Stamppot boerenkool
Nasi met kroepoek en satésaus, pizza, ijs, roti, of een broodje kebab. Kun je je voorstellen dat je deze gerechten nooit zou eten? In de tijd dat je opa en oma jong waren, kende bijna niemand in Overijssel deze buitenlandse gerechten. De mensen aten aardappels, groenten en soms vlees.
Nasi
Vroeger was Nederland de baas in Indonesië en Suriname. Toen de Indonesiërs en Surinamers in 1949 en 1975 zelfstandige landen werden, kwamen er veel mensen naar Nederland en ook Overijssel. Zij werden immigranten genoemd. De Indonesiërs en de Surinamers moesten erg wennen aan het Nederlandse eten. Daarom kookten ze vaak hun eigen gerechten. Langzaam namen de Nederlanders wat van deze gerechten, zoals nasi, over.
Pizza
Rond 1960 kwamen veel buitenlanders in Overijssel werken. Ze werden gastarbeiders genoemd. In Nederland was veel werk en er waren te weinig mensen om dat werk te doen.

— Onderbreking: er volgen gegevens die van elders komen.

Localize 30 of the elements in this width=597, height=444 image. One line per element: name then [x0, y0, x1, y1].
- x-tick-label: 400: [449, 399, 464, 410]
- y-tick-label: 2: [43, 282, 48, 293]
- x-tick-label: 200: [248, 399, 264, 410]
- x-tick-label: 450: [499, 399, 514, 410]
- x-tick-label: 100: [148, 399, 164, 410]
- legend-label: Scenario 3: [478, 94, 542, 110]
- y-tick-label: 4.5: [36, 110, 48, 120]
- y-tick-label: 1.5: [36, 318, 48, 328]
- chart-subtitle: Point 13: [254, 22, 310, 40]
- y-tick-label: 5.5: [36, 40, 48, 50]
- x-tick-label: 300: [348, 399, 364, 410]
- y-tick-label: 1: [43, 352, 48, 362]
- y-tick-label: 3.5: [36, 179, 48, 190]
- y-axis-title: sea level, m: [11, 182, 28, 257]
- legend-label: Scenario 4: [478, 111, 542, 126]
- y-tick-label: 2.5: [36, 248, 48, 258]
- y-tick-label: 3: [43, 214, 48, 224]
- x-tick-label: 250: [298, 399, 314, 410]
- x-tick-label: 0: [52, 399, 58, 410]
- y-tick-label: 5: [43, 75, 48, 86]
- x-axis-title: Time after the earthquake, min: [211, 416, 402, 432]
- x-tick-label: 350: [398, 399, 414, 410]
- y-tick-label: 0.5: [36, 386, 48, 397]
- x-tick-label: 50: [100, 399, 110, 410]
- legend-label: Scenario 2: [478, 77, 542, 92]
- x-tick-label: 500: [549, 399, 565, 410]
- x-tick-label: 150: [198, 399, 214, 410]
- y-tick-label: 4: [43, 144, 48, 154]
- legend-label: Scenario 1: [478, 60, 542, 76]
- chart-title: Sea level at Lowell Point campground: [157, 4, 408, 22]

Daarom haalden fabrieken mannen uit Italië, Spanje en later uit Turkije en Marokko naar Nederland. De gastarbeiders zouden niet lang blijven, maar na een paar jaar lieten ze hun gezinnen overkomen. Ook deze mensen namen hun eigen gerechten mee, zoals pizza, ijs en couscous.
Niet alleen eten
In Overijssel wonen ook mensen die gevlucht zijn uit landen waar oorlog was. Zo ook de Suryoye. Deze Syrisch-Orthodoxe christenen uit Turkije en Syrië gingen in Twente wonen en richtten hun eigen kerken en klooster op. Andere Turken en ook Marokkanen zijn islamitisch. Zij gaan naar de moskee. In 1974 werd de eerste moskee in Overijssel gebouwd. Deze staat in Almelo.
Samen leven
In 50 jaar tijd kreeg Overijssel veel nieuwe bewoners. Dat ging niet altijd goed. Soms maakten de jongens ruzie met de Spaanse en Italiaanse arbeiders om de meisjes. Maar tegelijkertijd hebben de Overijsselaars veel over de wereld geleerd van de immigranten. Dat merk je alleen al aan de veranderde eetgewoonten.